Pakistan: Pentagon Pressure May Have Delayed Obama Apology


By Sherwood Ross


Reportedly, under pressure from the Pentagon, President Obama “hesitated for more than a week” before he phoned Pakistan President Asif Ali Zardari “to provide a qualified apology” for the November 26th killings by U.S. aircraft and artillery of two dozen Pakistani soldiers at a border post near Afghanistan, Robert Dreyfuss reports in The Nation magazine.

There are two U.S. policies on Pakistan: that of the White House and State Department, which prefer to talk, and that of the CIA and Pentagon, which prefer to fight, Dreyfuss writes in the December 26th issue of the American liberal magazine. President Obama’s delayed and weak response may have been a result of that internal tug-of-war.

Dreyfuss raises the possibility that by its sustained attack on the Pakistani troops the U.S. military may have been sending a message to the Pakistans, whose sanctuaries for Afghan insurgents it considers a major obstacle to its progress in the fighting. It is possible, the article said, the Pentagon might be “thinking about escalating the (Afghanistan) war into Pakistan.”

In the wake of the U.S. attack, Pakistan did not attend a Bonn conference hosted by German Chancellor Angela Merkel to work out an accord between Afghanistan, the U.S.-led coalition, Pakistan, and the Taliban, editor Dreyfuss noted.
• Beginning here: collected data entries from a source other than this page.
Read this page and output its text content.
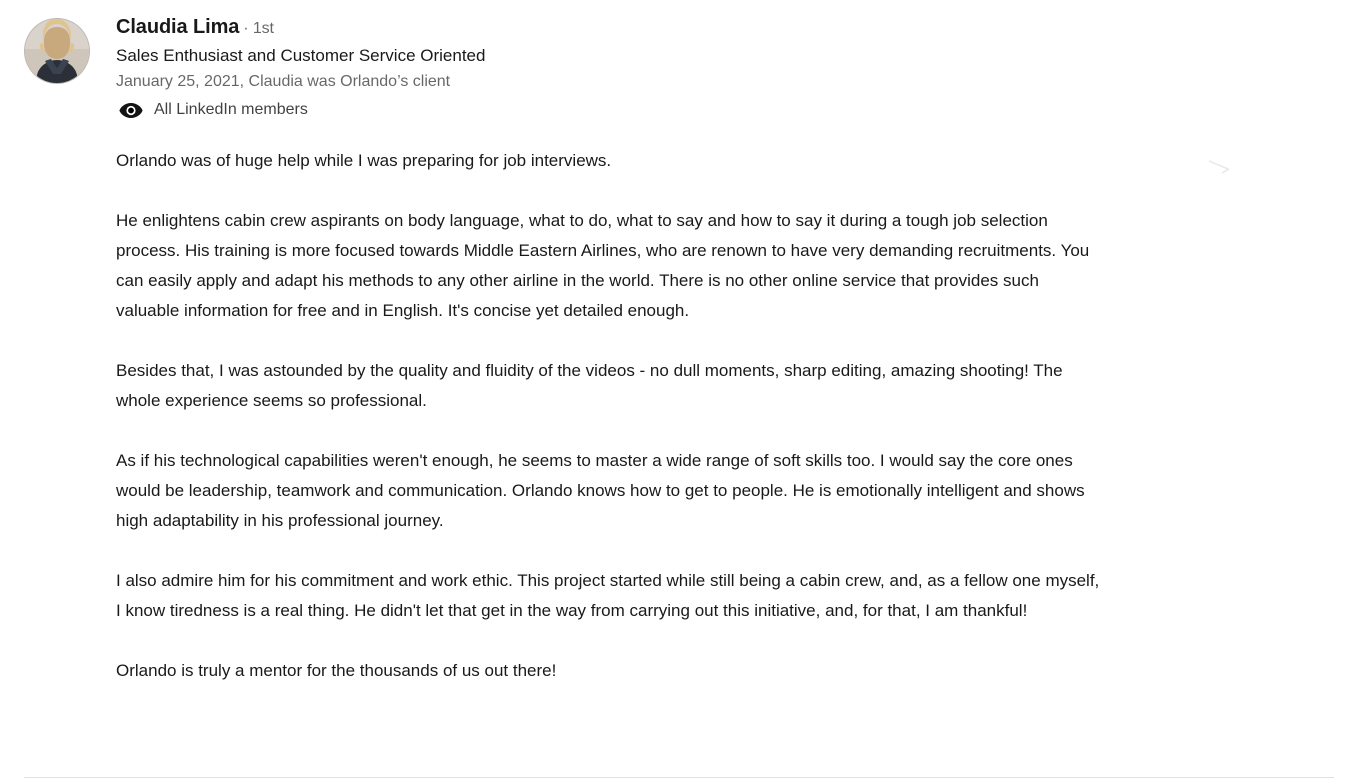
Claudia Lima · 1st
Sales Enthusiast and Customer Service Oriented
January 25, 2021, Claudia was Orlando’s client
All LinkedIn members

Orlando was of huge help while I was preparing for job interviews.

He enlightens cabin crew aspirants on body language, what to do, what to say and how to say it during a tough job selection process. His training is more focused towards Middle Eastern Airlines, who are renown to have very demanding recruitments. You can easily apply and adapt his methods to any other airline in the world. There is no other online service that provides such valuable information for free and in English. It's concise yet detailed enough.

Besides that, I was astounded by the quality and fluidity of the videos - no dull moments, sharp editing, amazing shooting! The whole experience seems so professional.

As if his technological capabilities weren't enough, he seems to master a wide range of soft skills too. I would say the core ones would be leadership, teamwork and communication. Orlando knows how to get to people. He is emotionally intelligent and shows high adaptability in his professional journey.

I also admire him for his commitment and work ethic. This project started while still being a cabin crew, and, as a fellow one myself, I know tiredness is a real thing. He didn't let that get in the way from carrying out this initiative, and, for that, I am thankful!

Orlando is truly a mentor for the thousands of us out there!
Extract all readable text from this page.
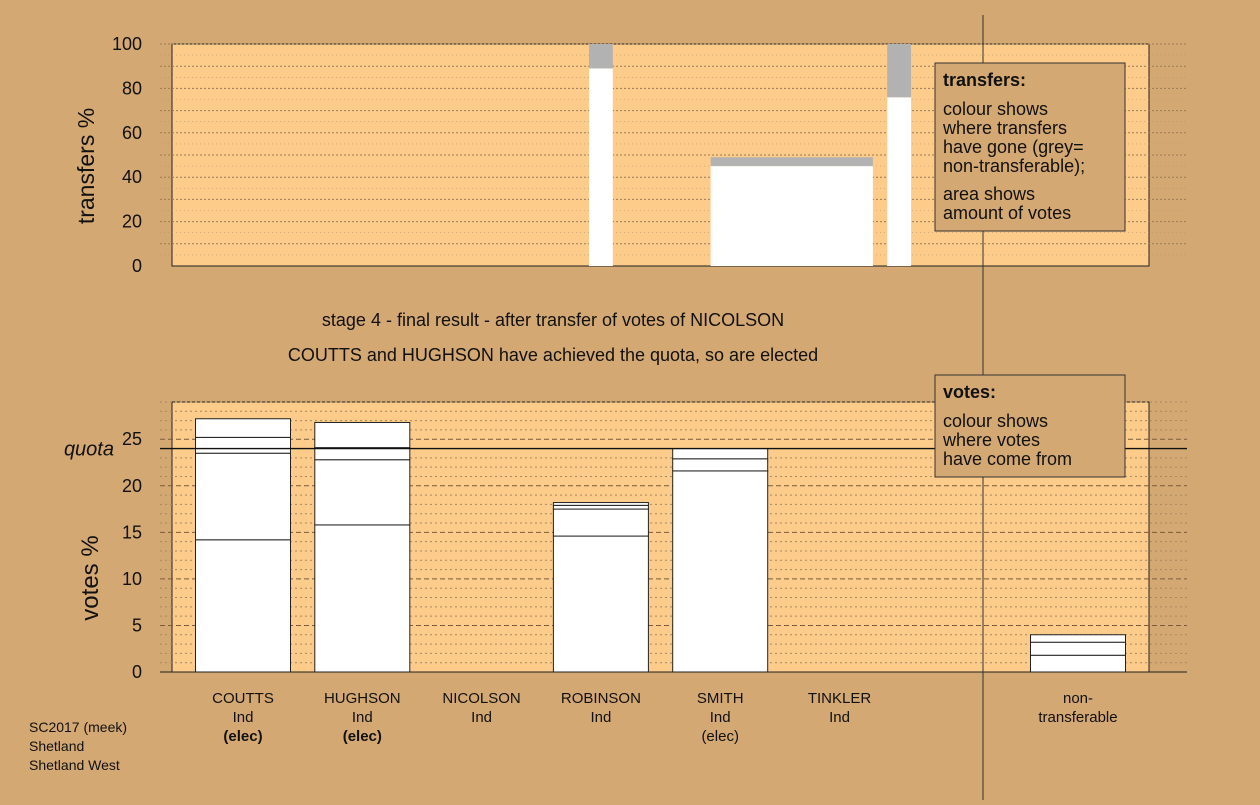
0
20
40
60
80
100
transfers %
stage 4 - final result - after transfer of votes of NICOLSON
COUTTS and HUGHSON have achieved the quota, so are elected
0
5
10
15
20
25
quota
votes %
COUTTS
Ind
(elec)
HUGHSON
Ind
(elec)
NICOLSON
Ind
ROBINSON
Ind
SMITH
Ind
(elec)
TINKLER
Ind
non-
transferable
transfers:
colour shows
where transfers
have gone (grey=
non-transferable);
area shows
amount of votes
votes:
colour shows
where votes
have come from
SC2017 (meek)
Shetland
Shetland West
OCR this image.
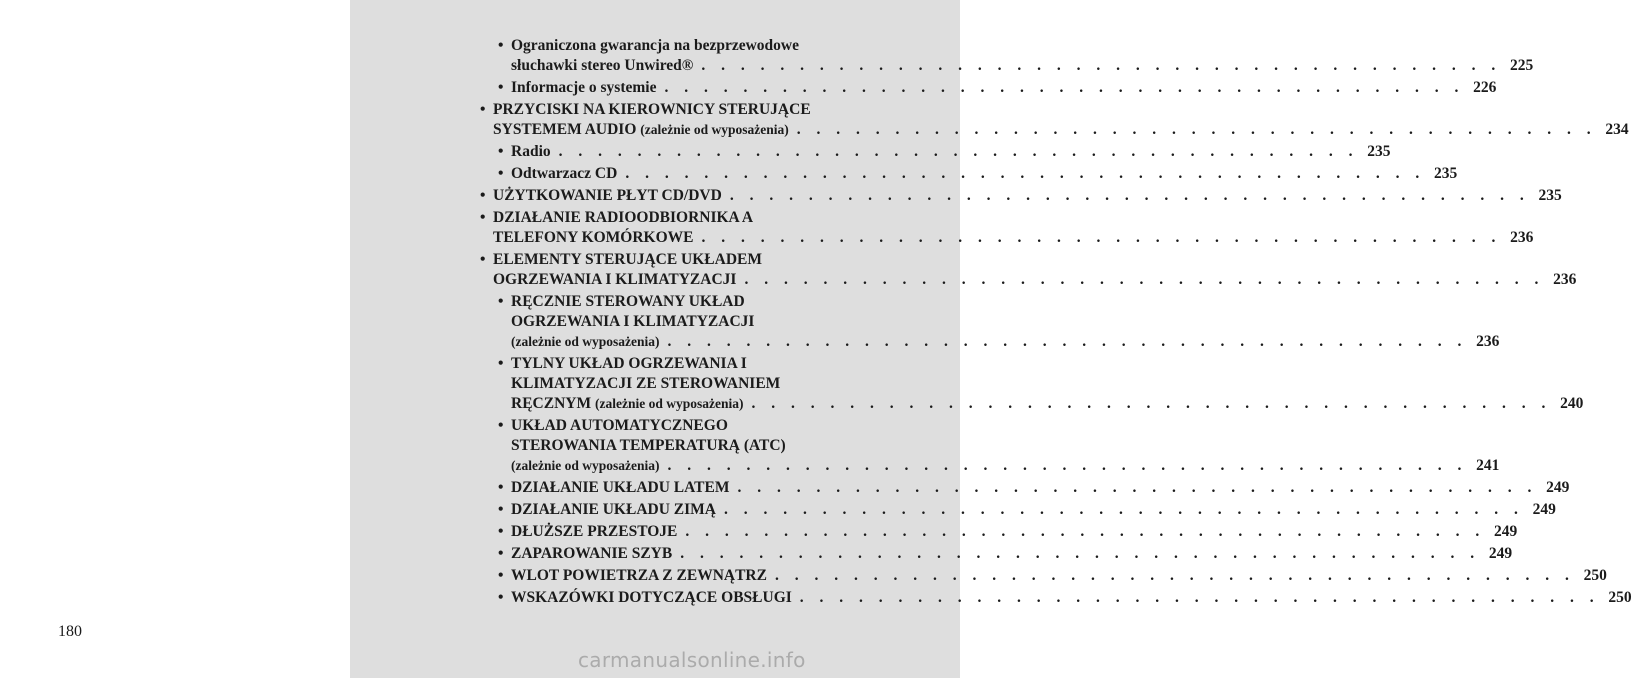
180
• Ograniczona gwarancja na bezprzewodowe
słuchawki stereo Unwired® . . . . . . . . . . . . . . . . . . . . . . . . . . . . . . . . . . . . . . . . . 225
• Informacje o systemie . . . . . . . . . . . . . . . . . . . . . . . . . . . . . . . . . . . . . . . . . 226
• PRZYCISKI NA KIEROWNICY STERUJĄCE
SYSTEMEM AUDIO (zależnie od wyposażenia) . . . . . . . . . . . . . . . . . . . . . . . . . . . . . . . . . . . . . . . . . 234
• Radio . . . . . . . . . . . . . . . . . . . . . . . . . . . . . . . . . . . . . . . . . 235
• Odtwarzacz CD . . . . . . . . . . . . . . . . . . . . . . . . . . . . . . . . . . . . . . . . . 235
• UŻYTKOWANIE PŁYT CD/DVD . . . . . . . . . . . . . . . . . . . . . . . . . . . . . . . . . . . . . . . . . 235
• DZIAŁANIE RADIOODBIORNIKA A
TELEFONY KOMÓRKOWE . . . . . . . . . . . . . . . . . . . . . . . . . . . . . . . . . . . . . . . . . 236
• ELEMENTY STERUJĄCE UKŁADEM
OGRZEWANIA I KLIMATYZACJI . . . . . . . . . . . . . . . . . . . . . . . . . . . . . . . . . . . . . . . . . 236
• RĘCZNIE STEROWANY UKŁAD
OGRZEWANIA I KLIMATYZACJI
(zależnie od wyposażenia) . . . . . . . . . . . . . . . . . . . . . . . . . . . . . . . . . . . . . . . . . 236
• TYLNY UKŁAD OGRZEWANIA I
KLIMATYZACJI ZE STEROWANIEM
RĘCZNYM (zależnie od wyposażenia) . . . . . . . . . . . . . . . . . . . . . . . . . . . . . . . . . . . . . . . . . 240
• UKŁAD AUTOMATYCZNEGO
STEROWANIA TEMPERATURĄ (ATC)
(zależnie od wyposażenia) . . . . . . . . . . . . . . . . . . . . . . . . . . . . . . . . . . . . . . . . . 241
• DZIAŁANIE UKŁADU LATEM . . . . . . . . . . . . . . . . . . . . . . . . . . . . . . . . . . . . . . . . . 249
• DZIAŁANIE UKŁADU ZIMĄ . . . . . . . . . . . . . . . . . . . . . . . . . . . . . . . . . . . . . . . . . 249
• DŁUŻSZE PRZESTOJE . . . . . . . . . . . . . . . . . . . . . . . . . . . . . . . . . . . . . . . . . 249
• ZAPAROWANIE SZYB . . . . . . . . . . . . . . . . . . . . . . . . . . . . . . . . . . . . . . . . . 249
• WLOT POWIETRZA Z ZEWNĄTRZ . . . . . . . . . . . . . . . . . . . . . . . . . . . . . . . . . . . . . . . . . 250
• WSKAZÓWKI DOTYCZĄCE OBSŁUGI . . . . . . . . . . . . . . . . . . . . . . . . . . . . . . . . . . . . . . . . . 250
carmanualsonline.info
What’s more, Pakistan also demanded the U.S. quit a drone base there and closed down U.S. supply lines into Afghanistan. Pakistanis are seething not only over the Nov. 26th slaughter but also over the killing of two Pakistanis last January by an armed CIA contractor; the incursion into their country that killed Osama bin Laden last May 1st; and “the barrage of drone attacks on Pakistan’s tribal areas,” Dreyfuss reports.

“Even many U.S. generals know that the war in Afghanistan can’t be won militarily,” Dreyfuss writes, “so the U.S. needs an all-out focus on a settlement, even after the crash-and-burn conference in Bonn.”

A good place to begin, he proposes, would be with a unilateral US/NATO cease-fire. “By halting drone attacks, the United States could provide a face-saving way for Pakistan to enter serious negotiations. A cease-fire would also end the mixed messages sent to the Taliban and their allies and provide a true test of their willingness to come to the table.”

Coaxing Pakistan and the Taliban into talks while getting the region’s powers to underwrite a rebalanced Afghan accord, and very likely a new Constitution is complex indeed, Dreyfuss points out. “With each passing day, it seems the Obama administration isn’t up to the task, and that could mean we will remain bogged down in the (Afghan) quagmire even after 2014,” he writes.

This is unfortunate, he adds, as the American people have turned sharply against the war and want their troops out of Afghanistan. Currently, the timetable for departing calls for 33,000 U.S. troops to quit Afghanistan by next September and withdrawal of nearly all foreign forces by 2014.

Dreyfuss writes that by pursuing “a contradictory policy of warmaking, peace talks and development assistance,” it isn’t all that clear that the Obama administration knows what it’s doing.